Alzheimer’s disease (AD) gradually erodes the brain’s communication networks, leading to memory loss, confusion, and cognitive decline. While scientists have long focused on the buildup of amyloid and tau proteins as key drivers of this process, it has become clear that AD also disrupts how neurons interact and maintain balance across the brain’s circuits. Like electrical circuits in a home, brain circuits are pathways of connected neurons that produce specific outcomes like a thought, behavior, or emotion. At the core of this disruption is an imbalance between two major types of neurons: excitatory neurons, which activate other nerve cells, and inhibitory neurons, which help keep that activity in check. When this balance is lost, such as when excitatory neurons fire too much or inhibitory neurons fail to regulate them, the brain’s signaling becomes unstable, contributing to the confusion and dysfunction seen in AD. Recent research shows that inhibitory neurons may be particularly vulnerable to tau accumulation. Inhibitory neuron loss can lead to hyperactive signaling, seizures, and accelerated neurodegeneration. Yet, it remains unclear why these inhibitory neurons are selectively affected and what mechanisms cause their dysfunction.

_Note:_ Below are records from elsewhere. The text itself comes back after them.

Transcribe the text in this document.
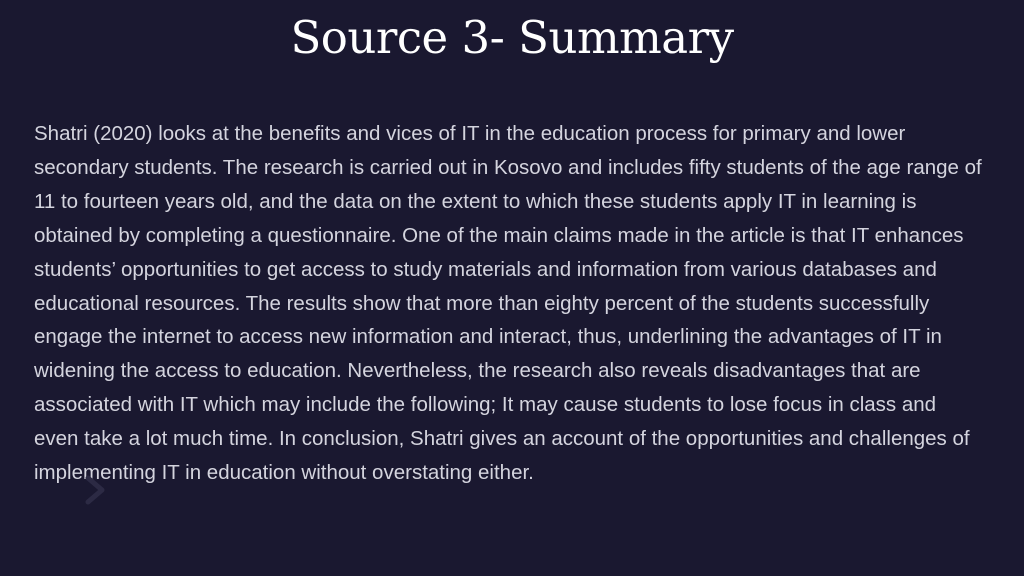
Source 3- Summary

Shatri (2020) looks at the benefits and vices of IT in the education process for primary and lower secondary students. The research is carried out in Kosovo and includes fifty students of the age range of 11 to fourteen years old, and the data on the extent to which these students apply IT in learning is obtained by completing a questionnaire. One of the main claims made in the article is that IT enhances students’ opportunities to get access to study materials and information from various databases and educational resources. The results show that more than eighty percent of the students successfully engage the internet to access new information and interact, thus, underlining the advantages of IT in widening the access to education. Nevertheless, the research also reveals disadvantages that are associated with IT which may include the following; It may cause students to lose focus in class and even take a lot much time. In conclusion, Shatri gives an account of the opportunities and challenges of implementing IT in education without overstating either.
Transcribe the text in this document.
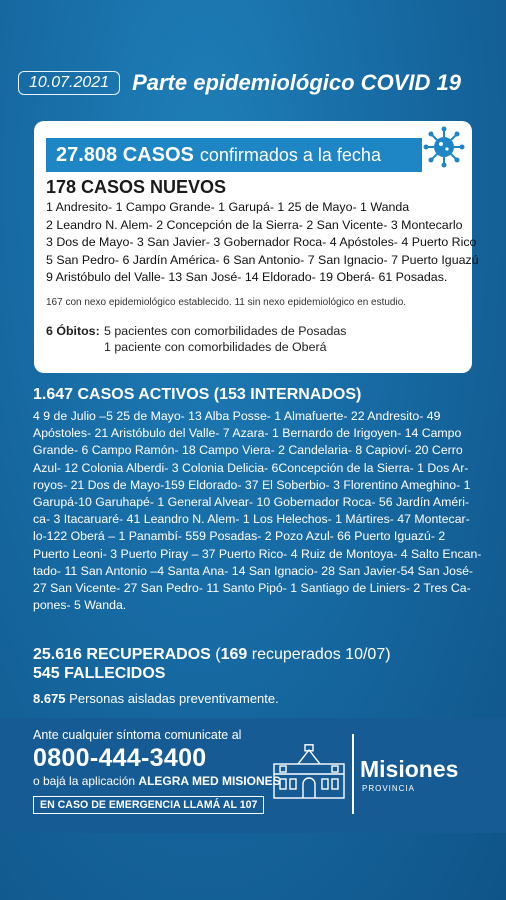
10.07.2021	Parte epidemiológico COVID 19
27.808 CASOS confirmados a la fecha
178 CASOS NUEVOS
1 Andresito- 1 Campo Grande- 1 Garupá- 1 25 de Mayo- 1 Wanda
2 Leandro N. Alem- 2 Concepción de la Sierra- 2 San Vicente- 3 Montecarlo
3 Dos de Mayo- 3 San Javier- 3 Gobernador Roca- 4 Apóstoles- 4 Puerto Rico
5 San Pedro- 6 Jardín América- 6 San Antonio- 7 San Ignacio- 7 Puerto Iguazú
9 Aristóbulo del Valle- 13 San José- 14 Eldorado- 19 Oberá- 61 Posadas.
167 con nexo epidemiológico establecido. 11 sin nexo epidemiológico en estudio.
6 Óbitos: 5 pacientes con comorbilidades de Posadas
1 paciente con comorbilidades de Oberá
1.647 CASOS ACTIVOS (153 INTERNADOS)
4 9 de Julio –5 25 de Mayo- 13 Alba Posse- 1 Almafuerte- 22 Andresito- 49
Apóstoles- 21 Aristóbulo del Valle- 7 Azara- 1 Bernardo de Irigoyen- 14 Campo
Grande- 6 Campo Ramón- 18 Campo Viera- 2 Candelaria- 8 Capioví- 20 Cerro
Azul- 12 Colonia Alberdi- 3 Colonia Delicia- 6Concepción de la Sierra- 1 Dos Ar-
royos- 21 Dos de Mayo-159 Eldorado- 37 El Soberbio- 3 Florentino Ameghino- 1
Garupá-10 Garuhapé- 1 General Alvear- 10 Gobernador Roca- 56 Jardín Améri-
ca- 3 Itacaruaré- 41 Leandro N. Alem- 1 Los Helechos- 1 Mártires- 47 Montecar-
lo-122 Oberá – 1 Panambí- 559 Posadas- 2 Pozo Azul- 66 Puerto Iguazú- 2
Puerto Leoni- 3 Puerto Piray – 37 Puerto Rico- 4 Ruiz de Montoya- 4 Salto Encan-
tado- 11 San Antonio –4 Santa Ana- 14 San Ignacio- 28 San Javier-54 San José-
27 San Vicente- 27 San Pedro- 11 Santo Pipó- 1 Santiago de Liniers- 2 Tres Ca-
pones- 5 Wanda.
25.616 RECUPERADOS (169 recuperados 10/07)
545 FALLECIDOS
8.675 Personas aisladas preventivamente.
Ante cualquier síntoma comunicate al
0800-444-3400
o bajá la aplicación ALEGRA MED MISIONES
EN CASO DE EMERGENCIA LLAMÁ AL 107
Misiones
PROVINCIA
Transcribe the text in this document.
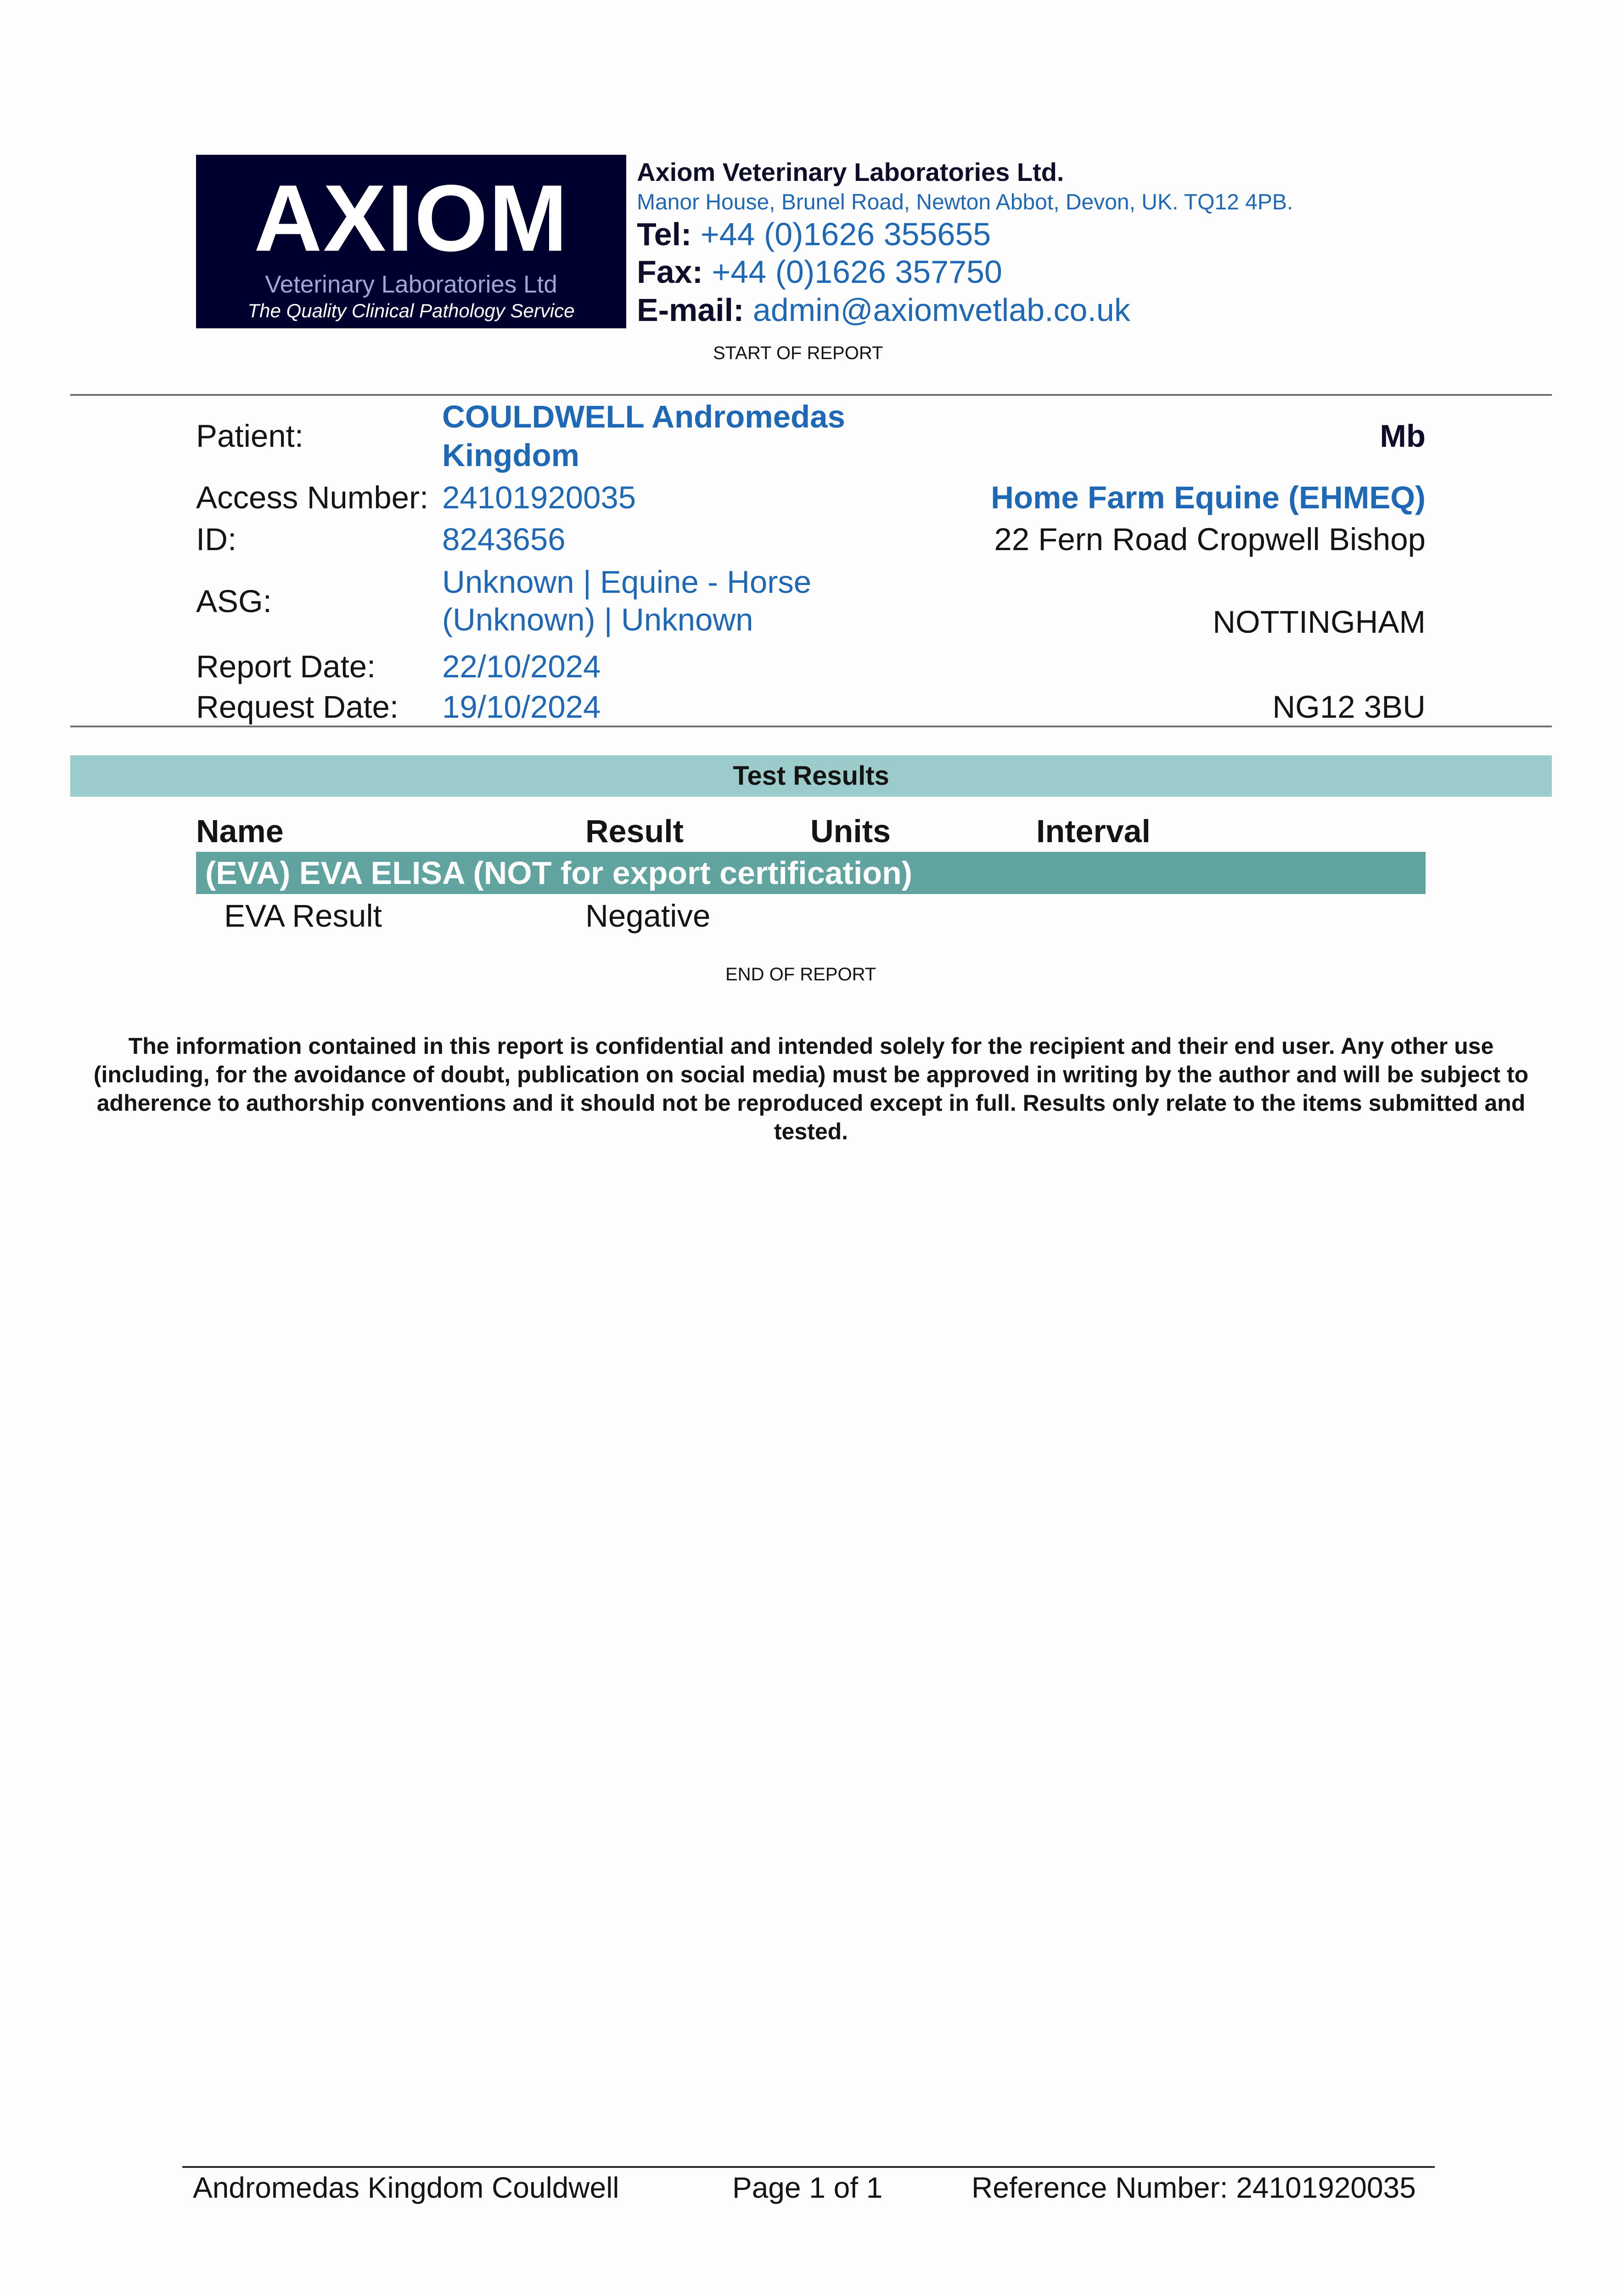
AXIOM
Veterinary Laboratories Ltd
The Quality Clinical Pathology Service
Axiom Veterinary Laboratories Ltd.
Manor House, Brunel Road, Newton Abbot, Devon, UK. TQ12 4PB.
Tel: +44 (0)1626 355655
Fax: +44 (0)1626 357750
E-mail: admin@axiomvetlab.co.uk
START OF REPORT
Patient:
COULDWELL Andromedas
Kingdom
Access Number: 24101920035
ID:	8243656
ASG:
Unknown | Equine - Horse
(Unknown) | Unknown
Report Date: 22/10/2024
Request Date: 19/10/2024
Mb
Home Farm Equine (EHMEQ)
22 Fern Road Cropwell Bishop
NOTTINGHAM
NG12 3BU
Test Results
Name	Result	Units	Interval
(EVA) EVA ELISA (NOT for export certification)
EVA Result	Negative
END OF REPORT
The information contained in this report is confidential and intended solely for the recipient and their end user. Any other use (including, for the avoidance of doubt, publication on social media) must be approved in writing by the author and will be subject to adherence to authorship conventions and it should not be reproduced except in full. Results only relate to the items submitted and tested.
Andromedas Kingdom Couldwell	Page 1 of 1	Reference Number: 24101920035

Dr. Ikezu and his team are exploring one promising explanation for how brain circuits become overactive in AD: tiny cellular messengers called extracellular vesicles (EVs) help spread toxic molecules between cells, disrupting the brain’s delicate balance between excitation and inhibition. EVs are small, membrane-bound packets released by neurons and glia that carry proteins, fats, and genetic material used for cell-to-cell communication. In AD, Dr. Ikezu’s group and others have found that these vesicles can transport harmful, phosphorylated forms of tau to healthy cells, essentially spreading damage from one part of the brain to another. His team has isolated EVs from both postmortem human brain tissue and amyloid mice and found that these brain-derived EVs carry not only abnormal tau, but also other molecules that alter neuronal activity and promote inflammation. When healthy neurons were exposed to these tau-containing EVs, they showed electrical changes consistent with hyperactivity, suggesting that EVs can directly disturb the brain’s excitatory/inhibitory balance. Further experiments revealed that inhibitory neurons were especially vulnerable; they lost key synaptic proteins that help control firing rates and stabilize network activity. Importantly, EVs from Alzheimer’s brain tissue were enriched with proteins involved in GABA-receptor signaling, the main pathway that enables inhibitory communication, suggesting a specific link between tau-carrying EVs and the weakening of inhibitory circuits. Building on these findings, Dr. Ikezu and his colleagues hypothesize that EVs containing pathogenic tau selectively impair GABAergic inhibitory signaling, driving hyperactivity, inflammation, and ultimately neurodegeneration in Alzheimer’s disease.
They will test this hypothesis through two complementary aims. First, they will identify which molecules allow EVs to interact with neurons in healthy, amyloid (APP), and tau (PS19) mouse models. Using a cutting-edge labeling technique called TurboID, they can “tag” and track the proteins that come into direct contact with EVs in the brain. This will help pinpoint which proteins enable EVs carrying toxic tau to attach to and enter inhibitory neurons and disrupt GABAergic inhibitory signaling. In the second aim, the researchers will explore how these interactions change intercellular communications of excitatory and inhibitory neurons. They will expose human induced pluripotent stem cell-derived neurons to AD brain-derived EVs and use electrophysiology and multi-electrode array recordings to measure how neuronal signaling and network activity shift in response.